In attesa delle motivazioni, che saranno rese note entro 90 giorni, è lecito ipotizzare che sia stata accolta la tesi difensiva secondo la quale non ci sarebbe stata una connessione tra l’avvallamento e la sciagura. Considerazione che ha fatto leva sulle conclusioni del consulente di parte e basata sulla dimensione della depressione dell’asfalto, «5 centimetri su una superficie di 6 metri quadrati», ritenuta troppo modesta per provocare la perdita di aderenza, tanto più che nella sua arringa l’avvocato Cicognani ha posto l’accento sul fatto che per la difesa la moto non avrebbe neppure toccato l’avvallamento passando in un altro punto della carreggiata. Esclusa, sempre secondo la tesi difensiva, una manovra improvvisa del motociclista, «che non può aver visto la depressione dell’asfalto per via della direzione di marcia e della presenza di un’auto che lo precedeva».

L’accusa

Ha invece ravvisato una diretta correlazione tra l’asfalto deteriorato e l’incidente non solo la pubblica accusa ma anche i legali di parte civile, gli avvocati Giovanni Proni, che assiste il padre del centauro scomparso, e Paolo Vecchi, che tutela le sorelle della vittima. Convinzione legata non solo dalla testimonianza di un altro automobilista che alla Polizia municipale disse di aver visto la moto «sobbalzare» e che sentito in aula precisò quel movimento descrivendo di aver notato «la ruota posteriore della moto alzarsi». Particolare che aveva fatto ipotizzare che la ruota anteriore potesse essere finita in una buca.

Manutenzione nel mirino

Una dinamica controversa che ha diviso anche i consulenti di Procura, parti civili, responsabile civile e difesa chiamati a dare una spiegazione tecnica all’accaduto.

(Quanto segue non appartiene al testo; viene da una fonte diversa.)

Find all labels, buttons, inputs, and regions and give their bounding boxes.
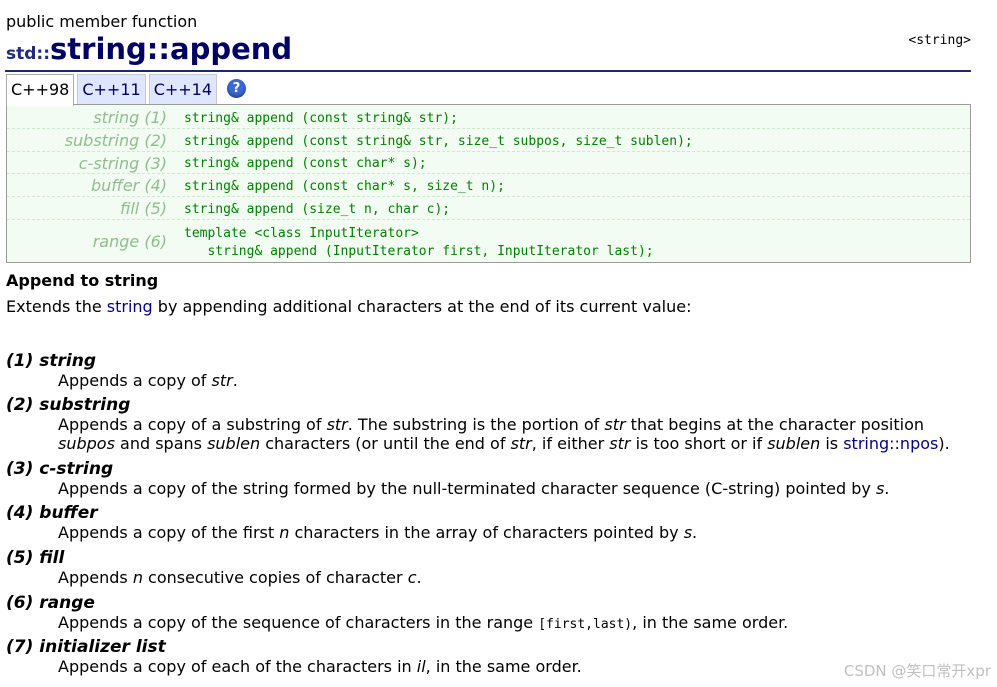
param-name: n bbox=[279, 523, 290, 542]
item-heading-buffer: (4) buffer bbox=[6, 503, 98, 523]
prototype-code: template <class InputIterator> string& a… bbox=[184, 226, 654, 259]
item-heading-range: (6) range bbox=[6, 593, 95, 613]
prototype-label: c-string (3) bbox=[78, 154, 167, 173]
title-class-link[interactable]: string bbox=[50, 32, 147, 66]
summary-text: Extends the string by appending addition… bbox=[6, 297, 691, 316]
item-description: Appends a copy of str. bbox=[58, 370, 238, 391]
text-run: is bbox=[820, 434, 844, 453]
text-run: . bbox=[884, 479, 890, 498]
title-separator: :: bbox=[146, 32, 170, 66]
param-name: sublen bbox=[207, 434, 261, 453]
prototype-code: string& append (const char* s); bbox=[184, 156, 427, 171]
standard-version-tabs: C++98 C++11 C++14? bbox=[6, 74, 247, 106]
inline-code: [first,last) bbox=[538, 617, 633, 632]
prototype-label: substring (2) bbox=[64, 131, 167, 150]
item-description: Appends a copy of the string formed by t… bbox=[58, 478, 889, 499]
text-run: ). bbox=[938, 434, 950, 453]
prototype-label: string (1) bbox=[93, 108, 167, 127]
text-run: that begins at the character position bbox=[625, 415, 924, 434]
member-kind-label: public member function bbox=[6, 12, 198, 31]
tab-cpp98[interactable]: C++98 bbox=[6, 74, 75, 106]
header-file-link[interactable]: <string> bbox=[908, 33, 971, 48]
string-link[interactable]: string bbox=[107, 297, 153, 316]
text-run: , in the same order. bbox=[632, 613, 789, 632]
text-run: . bbox=[232, 371, 238, 390]
prototype-row: substring (2) string& append (const stri… bbox=[7, 128, 970, 152]
prototype-row: buffer (4) string& append (const char* s… bbox=[7, 173, 970, 197]
item-description: Appends a copy of a substring of str. Th… bbox=[58, 414, 924, 435]
text-run: Appends a copy of bbox=[58, 371, 212, 390]
prototype-label: buffer (4) bbox=[90, 176, 167, 195]
text-run: . The substring is the portion of bbox=[347, 415, 605, 434]
prototype-label: fill (5) bbox=[120, 199, 167, 218]
prototype-row: string (1) string& append (const string&… bbox=[7, 105, 970, 129]
item-description: Appends a copy of each of the characters… bbox=[58, 656, 582, 677]
text-run: Appends a copy of a substring of bbox=[58, 415, 327, 434]
prototype-code: string& append (const string& str, size_… bbox=[184, 134, 693, 149]
npos-link[interactable]: string::npos bbox=[843, 434, 938, 453]
tab-cpp11[interactable]: C++11 bbox=[77, 74, 146, 104]
title-function: append bbox=[170, 32, 293, 66]
param-name: n bbox=[132, 568, 143, 587]
param-name: subpos bbox=[58, 434, 115, 453]
text-run: Appends a copy of the first bbox=[58, 523, 280, 542]
item-heading-initializer-list: (7) initializer list bbox=[6, 637, 166, 657]
param-name: il bbox=[416, 657, 426, 676]
item-heading-string: (1) string bbox=[6, 351, 97, 371]
prototype-row: fill (5) string& append (size_t n, char … bbox=[7, 196, 970, 220]
prototype-table: string (1) string& append (const string&… bbox=[6, 104, 971, 263]
text-run: Appends a copy of the string formed by t… bbox=[58, 479, 876, 498]
prototype-row: c-string (3) string& append (const char*… bbox=[7, 151, 970, 174]
watermark: CSDN @笑口常开xpr bbox=[843, 662, 991, 680]
summary-heading: Append to string bbox=[6, 271, 159, 290]
text-run: characters in the array of characters po… bbox=[289, 523, 684, 542]
param-name: str bbox=[510, 434, 532, 453]
text-run: and spans bbox=[114, 434, 208, 453]
prototype-code: string& append (const string& str); bbox=[184, 111, 458, 126]
item-description: Appends a copy of the first n characters… bbox=[58, 522, 697, 543]
summary-text-pre: Extends the bbox=[6, 297, 107, 316]
text-run: , if either bbox=[531, 434, 610, 453]
summary-text-post: by appending additional characters at th… bbox=[152, 297, 692, 316]
text-run: . bbox=[692, 523, 698, 542]
param-name: s bbox=[683, 523, 693, 542]
text-run: is too short or if bbox=[630, 434, 768, 453]
item-description: Appends a copy of the sequence of charac… bbox=[58, 612, 788, 635]
param-name: str bbox=[604, 415, 626, 434]
prototype-code: string& append (const char* s, size_t n)… bbox=[184, 179, 505, 194]
prototype-label: range (6) bbox=[92, 232, 167, 251]
text-run: . bbox=[416, 568, 422, 587]
item-heading-fill: (5) fill bbox=[6, 548, 65, 568]
text-run: Appends a copy of the sequence of charac… bbox=[58, 613, 539, 632]
param-name: str bbox=[609, 434, 631, 453]
text-run: characters (or until the end of bbox=[260, 434, 511, 453]
item-heading-c-string: (3) c-string bbox=[6, 459, 114, 479]
prototype-row: range (6) template <class InputIterator>… bbox=[7, 219, 970, 262]
item-description: Appends n consecutive copies of characte… bbox=[58, 567, 422, 588]
tab-cpp14[interactable]: C++14 bbox=[148, 74, 218, 104]
text-run: Appends bbox=[58, 568, 133, 587]
item-heading-substring: (2) substring bbox=[6, 395, 131, 415]
param-name: str bbox=[211, 371, 233, 390]
help-icon[interactable]: ? bbox=[227, 79, 247, 98]
page-title: std::string::append bbox=[6, 32, 292, 68]
item-description: subpos and spans sublen characters (or u… bbox=[58, 433, 950, 454]
title-divider bbox=[5, 70, 971, 72]
title-namespace[interactable]: std:: bbox=[6, 44, 50, 64]
text-run: , in the same order. bbox=[425, 657, 582, 676]
prototype-code: string& append (size_t n, char c); bbox=[184, 202, 451, 217]
param-name: str bbox=[326, 415, 348, 434]
text-run: consecutive copies of character bbox=[142, 568, 408, 587]
text-run: Appends a copy of each of the characters… bbox=[58, 657, 417, 676]
param-name: sublen bbox=[767, 434, 821, 453]
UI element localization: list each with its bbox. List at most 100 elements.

Il giorno in cui il motociclista di Sant’Alberto perse la vita l’asfalto era bagnato dalla pioggia, ma nel mirino lo stato del fondo, risultato se non deteriorato nemmeno perfetto. O almeno questo è quello che è stato fatto rilevare dalle parti civili che hanno sottolineato come dall’inizio dell’anno furono eseguiti su quel tratto di strada (lo stesso in cui in precedenza aveva perso la vita un 46enne di Russi) almeno quattro interventi di manutenzione provvisoria, l’ultimo appena un mese prima proprio in prossimità del punto dell’incidente.

Al di là degli aspetti tecnici, purtroppo, in quella tragedia incise anche il destino. Probabilmente la caduta in sé per sé non avrebbe avuto particolari conseguenze; ma la sfortuna ha voluto che nel perdere il controllo il centauro sia finito oltre la linea bianca proprio nel momento in cui stava transitando un furgone.